Tigana
- First edition cover
- Author: Guy Gavriel Kay
- Cover artist: Mel Odom
- Language: English
- Genre: Fantasy
- Publisher: Penguin Canada
- Publication date: August 1990
- Publication place: Canada
- Media type: Print
- Pages: 673 pp.
- ISBN: 0-451-45028-0
- OCLC: 21332269

= Tigana =

1990 novel by Guy Gavriel Kay

Tigana is a 1990 fantasy novel by Canadian writer Guy Gavriel Kay. The novel is set in a region called the Peninsula of the Palm, which somewhat resembles Renaissance Italy as well as the Peloponnese in shape.

==Setting==
The world where Tigana takes place is a planet orbited by two moons. Kay notes that some of his readers tried to connect Tigana with A Song for Arbonne by speculating the stories take place on the same fictional world; Kay explained that he only repeated the same idea rather than attempting to expand his canon.

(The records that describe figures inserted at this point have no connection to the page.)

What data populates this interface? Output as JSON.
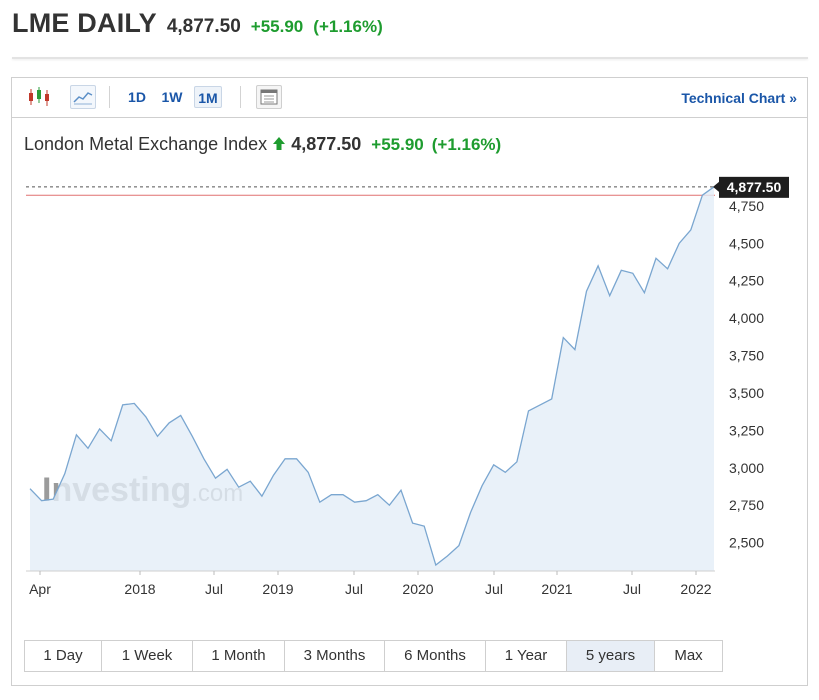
{
  "header": {
    "title": "LME DAILY",
    "price": "4,877.50",
    "change": "+55.90",
    "change_pct": "(+1.16%)"
  },
  "toolbar": {
    "intervals": [
      "1D",
      "1W",
      "1M"
    ],
    "active_interval": "1M",
    "technical_chart_label": "Technical Chart »"
  },
  "colors": {
    "up_green": "#1e9c2f",
    "link_blue": "#1a56a8",
    "line_blue": "#7aa6d0",
    "area_fill": "#e3edf7",
    "ref_red": "#e07070"
  },
  "chart_header": {
    "name": "London Metal Exchange Index",
    "price": "4,877.50",
    "change": "+55.90",
    "change_pct": "(+1.16%)"
  },
  "watermark": {
    "brand": "Investing",
    "suffix": ".com"
  },
  "chart_data": {
    "type": "area",
    "title": "London Metal Exchange Index",
    "x_tick_labels": [
      "Apr",
      "2018",
      "Jul",
      "2019",
      "Jul",
      "2020",
      "Jul",
      "2021",
      "Jul",
      "2022"
    ],
    "ytick_labels": [
      "2,500",
      "2,750",
      "3,000",
      "3,250",
      "3,500",
      "3,750",
      "4,000",
      "4,250",
      "4,500",
      "4,750"
    ],
    "ytick_values": [
      2500,
      2750,
      3000,
      3250,
      3500,
      3750,
      4000,
      4250,
      4500,
      4750
    ],
    "ylim": [
      2310,
      4950
    ],
    "last_value_label": "4,877.50",
    "last_value": 4877.5,
    "reference_line_value": 4821.6,
    "grid": false,
    "series": [
      {
        "x": [
          "2017-03",
          "2017-04",
          "2017-05",
          "2017-06",
          "2017-07",
          "2017-08",
          "2017-09",
          "2017-10",
          "2017-11",
          "2017-12",
          "2018-01",
          "2018-02",
          "2018-03",
          "2018-04",
          "2018-05",
          "2018-06",
          "2018-07",
          "2018-08",
          "2018-09",
          "2018-10",
          "2018-11",
          "2018-12",
          "2019-01",
          "2019-02",
          "2019-03",
          "2019-04",
          "2019-05",
          "2019-06",
          "2019-07",
          "2019-08",
          "2019-09",
          "2019-10",
          "2019-11",
          "2019-12",
          "2020-01",
          "2020-02",
          "2020-03",
          "2020-04",
          "2020-05",
          "2020-06",
          "2020-07",
          "2020-08",
          "2020-09",
          "2020-10",
          "2020-11",
          "2020-12",
          "2021-01",
          "2021-02",
          "2021-03",
          "2021-04",
          "2021-05",
          "2021-06",
          "2021-07",
          "2021-08",
          "2021-09",
          "2021-10",
          "2021-11",
          "2021-12",
          "2022-01",
          "2022-02"
        ],
        "y": [
          2860,
          2780,
          2790,
          2960,
          3220,
          3130,
          3260,
          3180,
          3420,
          3430,
          3340,
          3210,
          3300,
          3350,
          3210,
          3060,
          2930,
          2990,
          2870,
          2910,
          2810,
          2950,
          3060,
          3060,
          2970,
          2770,
          2820,
          2820,
          2770,
          2780,
          2820,
          2750,
          2850,
          2630,
          2610,
          2350,
          2410,
          2480,
          2700,
          2880,
          3020,
          2970,
          3040,
          3380,
          3420,
          3460,
          3870,
          3790,
          4180,
          4350,
          4150,
          4320,
          4300,
          4170,
          4400,
          4330,
          4500,
          4590,
          4821.6,
          4877.5
        ]
      }
    ]
  },
  "ranges": [
    "1 Day",
    "1 Week",
    "1 Month",
    "3 Months",
    "6 Months",
    "1 Year",
    "5 years",
    "Max"
  ],
  "active_range": "5 years"
}
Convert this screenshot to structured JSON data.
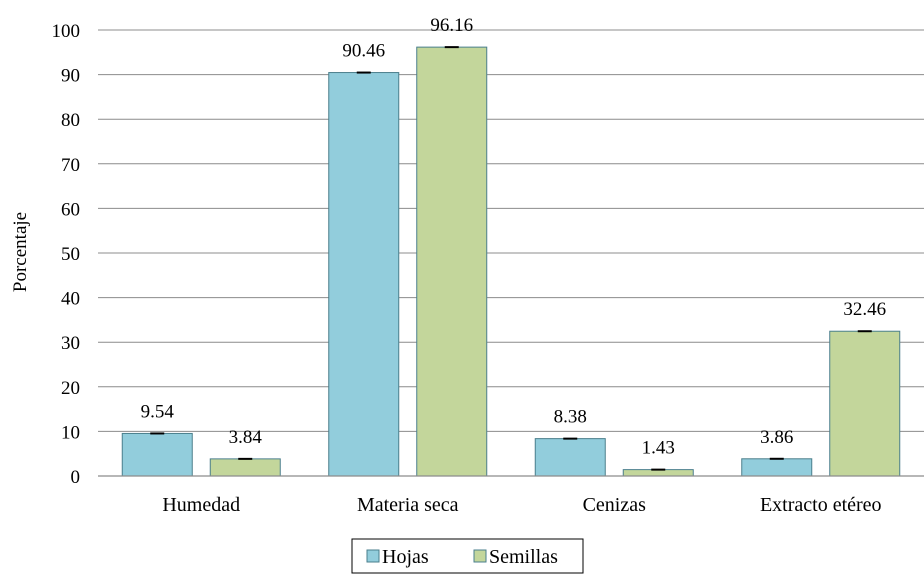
{
  "chart_data": {
    "type": "bar",
    "categories": [
      "Humedad",
      "Materia seca",
      "Cenizas",
      "Extracto etéreo"
    ],
    "series": [
      {
        "name": "Hojas",
        "values": [
          9.54,
          90.46,
          8.38,
          3.86
        ],
        "color": "#92cddc"
      },
      {
        "name": "Semillas",
        "values": [
          3.84,
          96.16,
          1.43,
          32.46
        ],
        "color": "#c3d69b"
      }
    ],
    "data_labels": [
      [
        "9.54",
        "90.46",
        "8.38",
        "3.86"
      ],
      [
        "3.84",
        "96.16",
        "1.43",
        "32.46"
      ]
    ],
    "ylabel": "Porcentaje",
    "xlabel": "",
    "ylim": [
      0,
      100
    ],
    "yticks": [
      0,
      10,
      20,
      30,
      40,
      50,
      60,
      70,
      80,
      90,
      100
    ],
    "grid": true,
    "legend": "bottom-center",
    "error_bars": true,
    "bar_edge_color": "#4a7f8c"
  }
}
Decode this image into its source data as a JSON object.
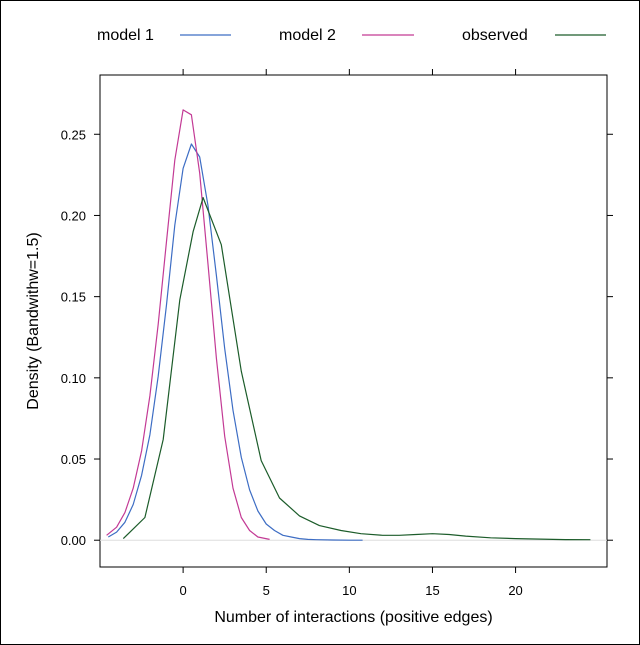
{
  "chart_data": {
    "type": "line",
    "title": "",
    "xlabel": "Number of interactions (positive edges)",
    "ylabel": "Density (Bandwithw=1.5)",
    "xlim": [
      -5,
      25.5
    ],
    "ylim": [
      -0.0165,
      0.2865
    ],
    "x_ticks": [
      0,
      5,
      10,
      15,
      20
    ],
    "y_ticks": [
      0.0,
      0.05,
      0.1,
      0.15,
      0.2,
      0.25
    ],
    "y_tick_labels": [
      "0.00",
      "0.05",
      "0.10",
      "0.15",
      "0.20",
      "0.25"
    ],
    "grid": false,
    "legend_position": "top",
    "series": [
      {
        "name": "model 1",
        "color": "#3d6dc4",
        "x": [
          -4.5,
          -4.0,
          -3.5,
          -3.0,
          -2.5,
          -2.0,
          -1.5,
          -1.0,
          -0.5,
          0.0,
          0.5,
          1.0,
          1.5,
          2.0,
          2.5,
          3.0,
          3.5,
          4.0,
          4.5,
          5.0,
          5.5,
          6.0,
          6.5,
          7.0,
          7.5,
          8.0,
          9.0,
          10.0,
          10.8
        ],
        "y": [
          0.002,
          0.005,
          0.011,
          0.022,
          0.04,
          0.065,
          0.101,
          0.145,
          0.194,
          0.229,
          0.244,
          0.236,
          0.206,
          0.163,
          0.118,
          0.08,
          0.051,
          0.031,
          0.018,
          0.01,
          0.006,
          0.003,
          0.002,
          0.001,
          0.0005,
          0.0003,
          0.0001,
          0.0,
          0.0
        ]
      },
      {
        "name": "model 2",
        "color": "#c33a95",
        "x": [
          -4.6,
          -4.0,
          -3.5,
          -3.0,
          -2.5,
          -2.0,
          -1.5,
          -1.0,
          -0.5,
          0.0,
          0.5,
          1.0,
          1.5,
          2.0,
          2.5,
          3.0,
          3.5,
          4.0,
          4.5,
          5.2
        ],
        "y": [
          0.003,
          0.008,
          0.017,
          0.032,
          0.055,
          0.089,
          0.133,
          0.184,
          0.234,
          0.265,
          0.262,
          0.226,
          0.17,
          0.112,
          0.064,
          0.032,
          0.014,
          0.006,
          0.002,
          0.0005
        ]
      },
      {
        "name": "observed",
        "color": "#1c5c2a",
        "x": [
          -3.6,
          -2.3,
          -1.2,
          -0.2,
          0.6,
          1.2,
          2.3,
          3.5,
          4.7,
          5.8,
          7.0,
          8.2,
          9.5,
          10.7,
          12.0,
          13.0,
          14.0,
          15.0,
          16.0,
          17.0,
          18.5,
          20.0,
          21.5,
          23.0,
          24.5
        ],
        "y": [
          0.001,
          0.014,
          0.062,
          0.148,
          0.19,
          0.211,
          0.182,
          0.104,
          0.049,
          0.026,
          0.015,
          0.009,
          0.006,
          0.004,
          0.003,
          0.003,
          0.0035,
          0.004,
          0.0035,
          0.0025,
          0.0015,
          0.001,
          0.0007,
          0.0004,
          0.0003
        ]
      }
    ]
  }
}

Action is centered on the Peninsula of the Palm, which shares a common culture and language, but, like medieval Italy, is not a unified nation, comprising instead nine provinces with a long history of internecine struggle. The provinces are: Asoli, Astibar, Certando, Chiara, Corte, Ferraut, Senzio, Tigana, and Tregea. With great subtlety, Kay conveys the fact that all this takes place in the Southern Hemisphere of the unnamed world.

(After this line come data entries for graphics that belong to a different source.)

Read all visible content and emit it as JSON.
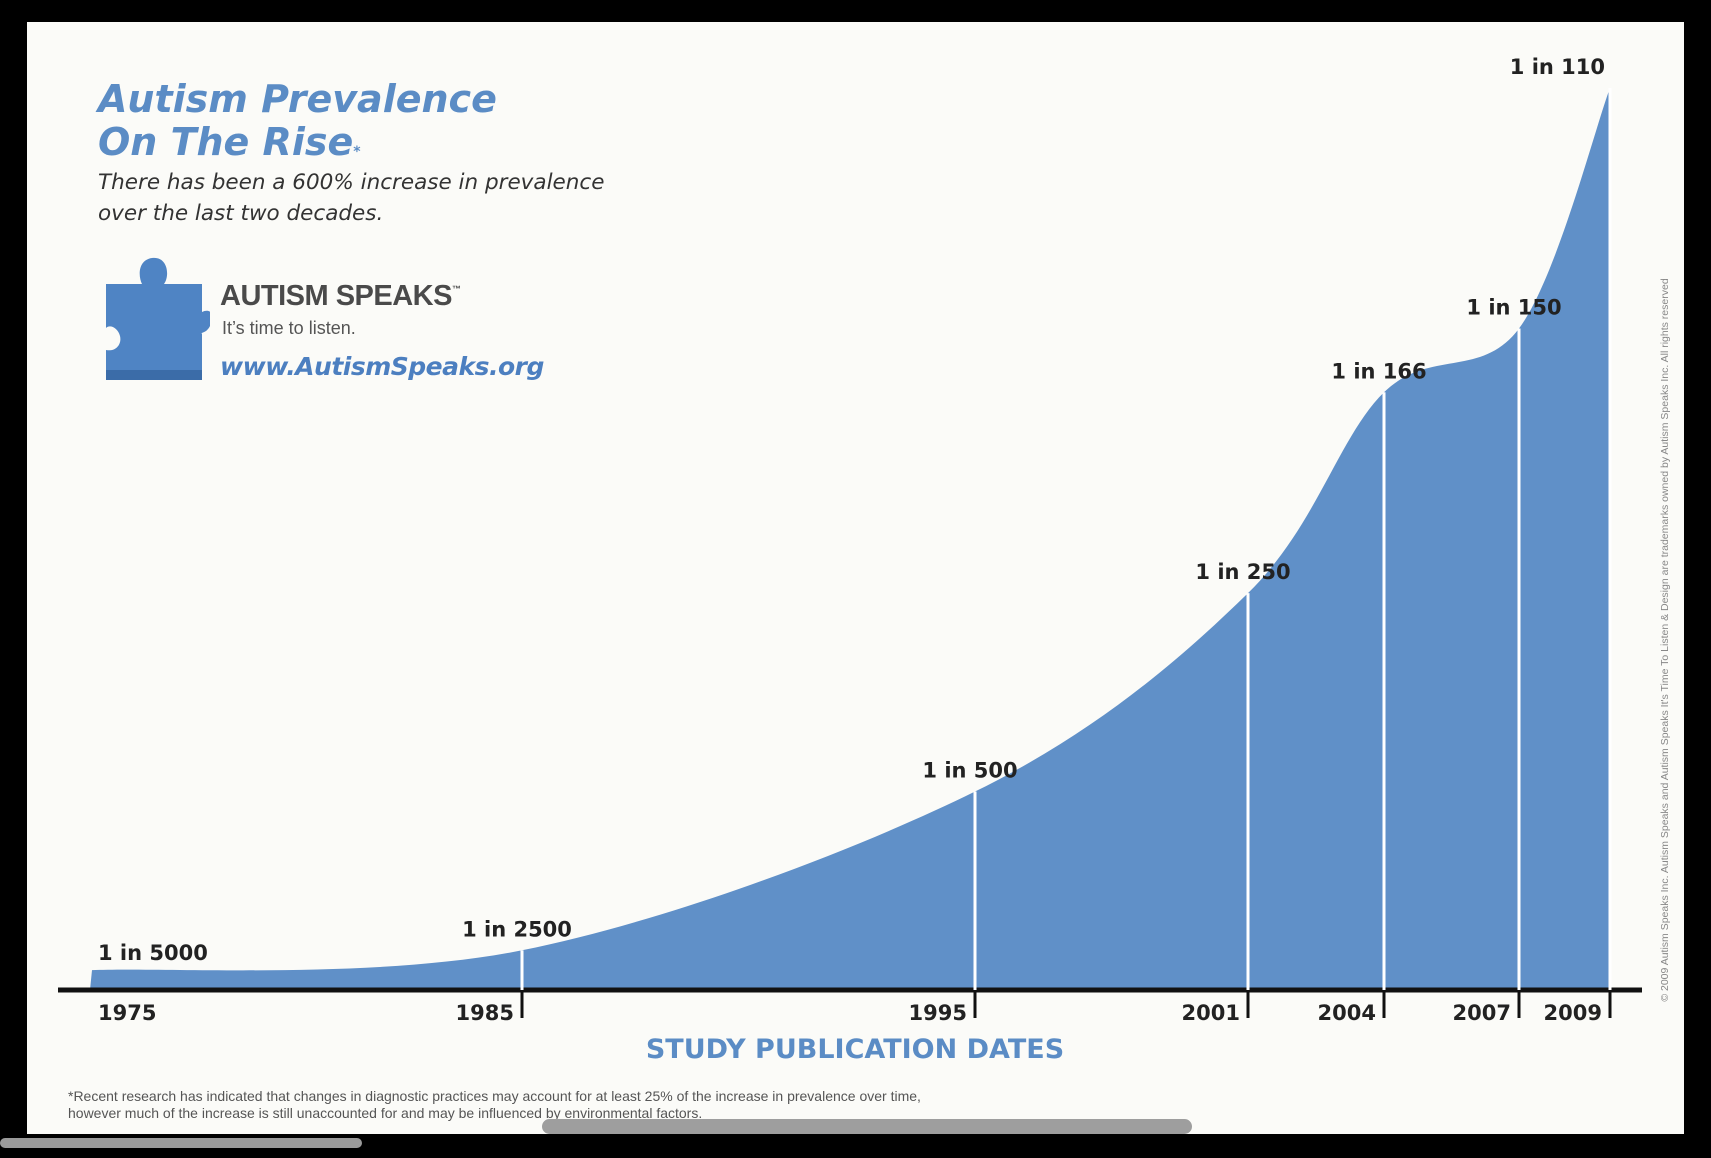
{
  "header": {
    "title_line1": "Autism Prevalence",
    "title_line2": "On The Rise",
    "title_mark": "*",
    "subtitle": "There has been a 600% increase in prevalence over the last two decades."
  },
  "logo": {
    "name": "AUTISM SPEAKS",
    "trademark": "™",
    "tagline": "It’s time to listen.",
    "url": "www.AutismSpeaks.org",
    "icon": "puzzle-piece-icon"
  },
  "chart_data": {
    "type": "area",
    "xlabel": "STUDY PUBLICATION DATES",
    "ylabel": "",
    "x": [
      1975,
      1985,
      1995,
      2001,
      2004,
      2007,
      2009
    ],
    "tick_labels": [
      "1975",
      "1985",
      "1995",
      "2001",
      "2004",
      "2007",
      "2009"
    ],
    "prevalence_one_in": [
      5000,
      2500,
      500,
      250,
      166,
      150,
      110
    ],
    "point_labels": [
      "1 in 5000",
      "1 in 2500",
      "1 in 500",
      "1 in 250",
      "1 in 166",
      "1 in 150",
      "1 in 110"
    ],
    "y_scale": "reciprocal (cases per person)",
    "fill_color": "#6090c8",
    "grid": false,
    "legend": "none"
  },
  "footnote": "*Recent research has indicated that changes in diagnostic practices may account for at least 25% of the increase in prevalence over time, however much of the increase is still unaccounted for and may be influenced by environmental factors.",
  "copyright": "© 2009 Autism Speaks Inc. Autism Speaks and Autism Speaks It's Time To Listen & Design are trademarks owned by Autism Speaks Inc. All rights reserved"
}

This internal conflict facilitates the conquest of the region by two powerful sorcerers: Brandin, the King of Ygrath, and Alberico, an independent warlord from the empire of Barbadior. The two sorcerers conquered simultaneously but independently the peninsula, and have divided it in an uneasy balance of power.

In an interview, Kay noted that the title of the book inadvertently coincided with the football player Jean Tigana. Because of this, the Italian translation of the novel used the title Tigane instead.

===Mythology===
The religion of the Palm is centered on a triad of deities, a God and two Goddesses; the one being his sister-wife and the other being their daughter. An annual feast celebrates the torment and deicide of the God by his sister-wife and daughter, their eating of his flesh, and his rebirth.

===Riselka===
The "riselka" is the only supernatural creature of the book. Based on the rusalka of Slavic folklore and mythology, its appearance in Kay's world is a token of some portent. A portion of it reads as follows:

One man sees a riselka: his life forks there.
Two men see a riselka: one of them shall die.
Three men see a riselka: one is blessed, one forks, one shall die.
One woman sees a riselka: her path comes clear to her.
Two women see a riselka: one of them shall bear a child.
Three women see a riselka: one is blessed, one is clear, one shall bear a child.

==Plot==
A group of rebels attempting to overthrow both tyrants and win back their homeland. Many of the rebels are natives of the province of Tigana, which was the province that most ably resisted Brandin; in a crucial battle, Brandin's son was killed. In retaliation for this, Brandin attacked Tigana and crushed it more savagely than any other part of the Palm; then he used his magic to remove the name and history of Tigana from the minds of the population. Brandin named it Lower Corte, making Corte, their traditional enemies to their north, seem superior to a land that was all but forgotten.

Only those born in Tigana before the invasion can hear or speak its name, or remember it as it was; as far as everyone else is concerned, that area of the country has always been an insignificant part of a neighbouring province, hence the rebels are battling for the very soul of their country.

In the end the rebels engineer a battle between their two enemies hoping they will defeat each other. After victory, the magic preventing others from remembering the province of Tigana is removed.

==Awards==
Tigana was nominated for the 1991 World Fantasy Award—Novel and Aurora Award for Best Novel, winning the latter.